According to analysis by Savills, Johnson’s plans would free over 300,000 property buyers from stamp duty, based on 2018/19 figures. Added to the number of properties sold that are already exempt from the tax, this means that a total of 651,500 transactions from last year wouldn’t have paid stamp duty.

This is equal to 71pc of residential transactions in England and Northern Ireland that would be exempt from stamp duty under the plans.

Savills has also estimated that raising the stamp duty threshold to £500,000 would cut out around a quarter of stamp duty revenue for the Treasury’s coffers, at £2.158bn.
It found that 41pc of stamp duty revenues from 2017/18 came from properties under £500,000, equal to £3.8bn. This total amount excludes the additional 3pc surcharge on homes under £500,000 and first-time buyer relief.

First-time buyers

The reforms would boost the buying power of first-time buyers. Currently, first-time buyers spending £300,000 or less on a property purchase will be free of duty. For first-time purchases worth between £300,000 and £500,000, no stamp duty is paid on the first £300,000, meaning a reduced rate is paid.Boris’ change would only affect those first-time buyers now paying that reduced rate of stamp duty, as well as those buying homes worth over £500,000, which would also pay less tax.After this change was made in November 2018, the Royal Institution of Chartered Surveyors found that there had been no significant positive impact on property sales directly as a result of this policy measure. It’s hard to see that this would boost first-time buyers any more than the previous reform did.However, first-time buyer sales have been growing steeply in the last few years, boosted by Help to Buy and also the Government’s clampdown on landlords, which means there is less competition to buy certain properties.

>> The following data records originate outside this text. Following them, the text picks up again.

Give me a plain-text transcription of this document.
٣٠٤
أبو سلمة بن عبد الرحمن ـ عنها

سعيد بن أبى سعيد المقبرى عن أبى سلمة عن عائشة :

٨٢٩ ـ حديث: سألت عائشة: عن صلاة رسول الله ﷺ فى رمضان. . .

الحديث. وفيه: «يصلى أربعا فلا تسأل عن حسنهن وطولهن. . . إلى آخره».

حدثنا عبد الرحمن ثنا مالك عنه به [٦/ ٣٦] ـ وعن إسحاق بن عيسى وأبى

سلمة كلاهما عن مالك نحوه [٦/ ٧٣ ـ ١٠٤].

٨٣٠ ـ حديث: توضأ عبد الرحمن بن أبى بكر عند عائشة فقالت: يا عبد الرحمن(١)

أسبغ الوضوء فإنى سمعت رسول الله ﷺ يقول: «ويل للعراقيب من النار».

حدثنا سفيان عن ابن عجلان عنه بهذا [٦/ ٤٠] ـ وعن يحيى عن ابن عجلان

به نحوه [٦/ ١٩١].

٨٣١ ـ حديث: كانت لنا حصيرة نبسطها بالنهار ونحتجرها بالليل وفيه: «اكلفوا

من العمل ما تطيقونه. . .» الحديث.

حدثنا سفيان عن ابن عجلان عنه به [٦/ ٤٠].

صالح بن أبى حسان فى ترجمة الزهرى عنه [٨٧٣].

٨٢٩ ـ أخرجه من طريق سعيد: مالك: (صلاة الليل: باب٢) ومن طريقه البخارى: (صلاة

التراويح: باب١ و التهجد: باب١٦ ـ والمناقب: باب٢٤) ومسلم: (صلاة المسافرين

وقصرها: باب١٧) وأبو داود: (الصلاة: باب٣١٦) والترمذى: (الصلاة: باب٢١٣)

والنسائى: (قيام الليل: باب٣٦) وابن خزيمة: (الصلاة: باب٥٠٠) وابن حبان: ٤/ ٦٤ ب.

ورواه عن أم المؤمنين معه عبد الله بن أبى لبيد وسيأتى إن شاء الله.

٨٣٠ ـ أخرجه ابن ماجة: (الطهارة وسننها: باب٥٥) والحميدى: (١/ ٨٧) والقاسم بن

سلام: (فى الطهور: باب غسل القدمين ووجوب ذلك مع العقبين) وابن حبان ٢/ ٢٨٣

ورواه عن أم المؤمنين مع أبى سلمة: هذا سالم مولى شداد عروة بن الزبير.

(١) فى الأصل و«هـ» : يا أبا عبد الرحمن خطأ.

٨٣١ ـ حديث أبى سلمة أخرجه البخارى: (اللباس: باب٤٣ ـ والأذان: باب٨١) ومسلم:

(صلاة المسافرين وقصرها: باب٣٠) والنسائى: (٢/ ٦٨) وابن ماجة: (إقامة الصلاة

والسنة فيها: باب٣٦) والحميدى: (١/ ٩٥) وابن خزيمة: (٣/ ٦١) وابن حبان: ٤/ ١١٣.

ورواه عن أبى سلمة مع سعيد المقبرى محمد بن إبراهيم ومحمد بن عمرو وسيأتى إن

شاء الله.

Home movers below £500,000

Those selling and buying homes worth under £500,000 would benefit hugely from Boris Johnson’s reforms. While George Osborne’s changes in 2014 lowered stamp duty for this group, this change would wipe it out completely.

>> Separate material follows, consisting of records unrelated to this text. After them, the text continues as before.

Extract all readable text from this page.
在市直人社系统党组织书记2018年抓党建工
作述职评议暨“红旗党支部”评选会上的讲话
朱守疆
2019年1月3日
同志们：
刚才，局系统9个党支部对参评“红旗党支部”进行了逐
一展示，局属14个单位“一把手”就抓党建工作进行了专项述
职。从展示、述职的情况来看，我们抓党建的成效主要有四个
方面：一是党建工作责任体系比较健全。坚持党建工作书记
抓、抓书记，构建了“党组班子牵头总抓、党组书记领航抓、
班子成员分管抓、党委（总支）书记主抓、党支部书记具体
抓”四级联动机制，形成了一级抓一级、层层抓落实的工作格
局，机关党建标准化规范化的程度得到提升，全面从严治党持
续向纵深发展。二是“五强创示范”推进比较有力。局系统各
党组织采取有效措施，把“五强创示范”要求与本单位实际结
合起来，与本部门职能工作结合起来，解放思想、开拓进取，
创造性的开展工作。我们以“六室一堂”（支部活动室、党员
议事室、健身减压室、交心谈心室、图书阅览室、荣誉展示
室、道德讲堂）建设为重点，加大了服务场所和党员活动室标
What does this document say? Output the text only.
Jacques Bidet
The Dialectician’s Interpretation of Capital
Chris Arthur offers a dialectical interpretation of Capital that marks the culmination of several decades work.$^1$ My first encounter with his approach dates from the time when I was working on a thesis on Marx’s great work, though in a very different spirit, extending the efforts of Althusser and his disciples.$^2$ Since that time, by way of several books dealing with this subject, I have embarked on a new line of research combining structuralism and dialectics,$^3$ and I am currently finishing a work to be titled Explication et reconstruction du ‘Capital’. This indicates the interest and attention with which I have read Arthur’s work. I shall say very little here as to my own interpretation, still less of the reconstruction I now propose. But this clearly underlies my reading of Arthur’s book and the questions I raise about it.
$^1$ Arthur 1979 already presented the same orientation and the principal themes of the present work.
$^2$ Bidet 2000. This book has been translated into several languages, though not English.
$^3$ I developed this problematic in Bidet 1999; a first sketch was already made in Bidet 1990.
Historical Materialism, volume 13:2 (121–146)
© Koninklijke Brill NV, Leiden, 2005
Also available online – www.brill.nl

This could also help improve transactions: stamp duty has long been seen as causing unnecessary friction in the market, and so this reform could boost activity. However, this part of the market has been the strongest for some time, particularly in the North and Midlands.

Home movers above £500,000

Estate agents will be cheering at Johnson’s plan to reverse George Osborne’s hated stamp duty changes to the top end of the market. In November 2014, the then Chancellor hiked stamp duty for homes worth more than £925,000, which had an instant effect of slowing the top end of the market to a standstill. Ever since then, transaction levels have languished, homeowners have been unable to sell and prices have dropped in many expensive areas.Cutting the top rate of stamp duty from 12pc to 7pc would likely reinvigorate the market. However, this wouldn’t last long, according to Lucian Cook, head of residential research at Savills. “There would be a sentiment boost for the housing market generally, and that could result in short burst of activity and house price growth but it won’t be dramatic. At the end of the day, rational economics will come in and look at the total cost of purchase.”

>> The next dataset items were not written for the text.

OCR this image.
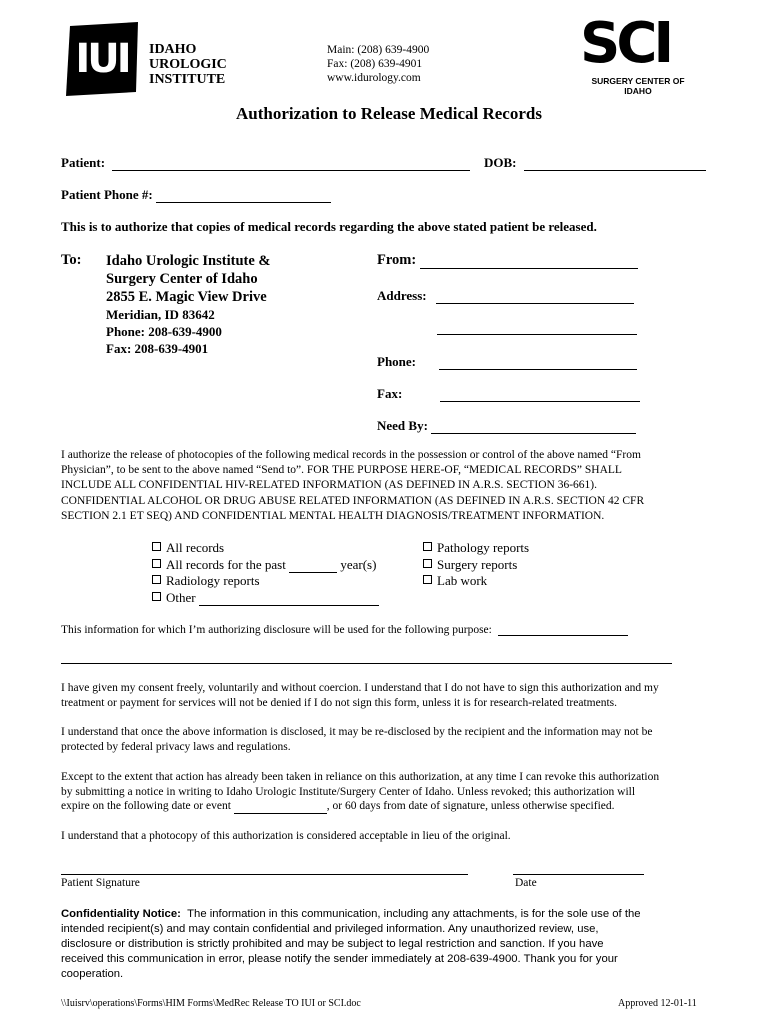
IUI	IDAHO
UROLOGIC
INSTITUTE
Main: (208) 639-4900
Fax: (208) 639-4901
www.idurology.com
SCI
SURGERY CENTER OF IDAHO
Authorization to Release Medical Records
Patient:	DOB:
Patient Phone #:
This is to authorize that copies of medical records regarding the above stated patient be released.
To: Idaho Urologic Institute &
Surgery Center of Idaho
2855 E. Magic View Drive
Meridian, ID 83642
Phone: 208-639-4900
Fax: 208-639-4901
From:
Address:
Phone:
Fax:
Need By:
I authorize the release of photocopies of the following medical records in the possession or control of the above named “From
Physician”, to be sent to the above named “Send to”. FOR THE PURPOSE HERE-OF, “MEDICAL RECORDS” SHALL
INCLUDE ALL CONFIDENTIAL HIV-RELATED INFORMATION (AS DEFINED IN A.R.S. SECTION 36-661).
CONFIDENTIAL ALCOHOL OR DRUG ABUSE RELATED INFORMATION (AS DEFINED IN A.R.S. SECTION 42 CFR
SECTION 2.1 ET SEQ) AND CONFIDENTIAL MENTAL HEALTH DIAGNOSIS/TREATMENT INFORMATION.
All records
All records for the past	year(s)
Radiology reports
Other
Pathology reports
Surgery reports
Lab work
This information for which I’m authorizing disclosure will be used for the following purpose:
I have given my consent freely, voluntarily and without coercion. I understand that I do not have to sign this authorization and my
treatment or payment for services will not be denied if I do not sign this form, unless it is for research-related treatments.
I understand that once the above information is disclosed, it may be re-disclosed by the recipient and the information may not be
protected by federal privacy laws and regulations.
Except to the extent that action has already been taken in reliance on this authorization, at any time I can revoke this authorization
by submitting a notice in writing to Idaho Urologic Institute/Surgery Center of Idaho. Unless revoked; this authorization will
expire on the following date or event	, or 60 days from date of signature, unless otherwise specified.
I understand that a photocopy of this authorization is considered acceptable in lieu of the original.
Patient Signature	Date
Confidentiality Notice: The information in this communication, including any attachments, is for the sole use of the
intended recipient(s) and may contain confidential and privileged information. Any unauthorized review, use,
disclosure or distribution is strictly prohibited and may be subject to legal restriction and sanction. If you have
received this communication in error, please notify the sender immediately at 208-639-4900. Thank you for your
cooperation.
\\Iuisrv\operations\Forms\HIM Forms\MedRec Release TO IUI or SCI.doc	Approved 12-01-11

“These transactional taxes create friction and inefficiencies in the market,” adds Cook. If the changes get the property market moving again, then downsizers may be a big winner from the changes.Many downsizers are currently stymied as they can’t sell their large family homes to move into somewhere smaller as the market for these properties has seized up – largely as a result of the higher rate of stamp duty on homes over £925,000. This change could open up the market and get the market moving again.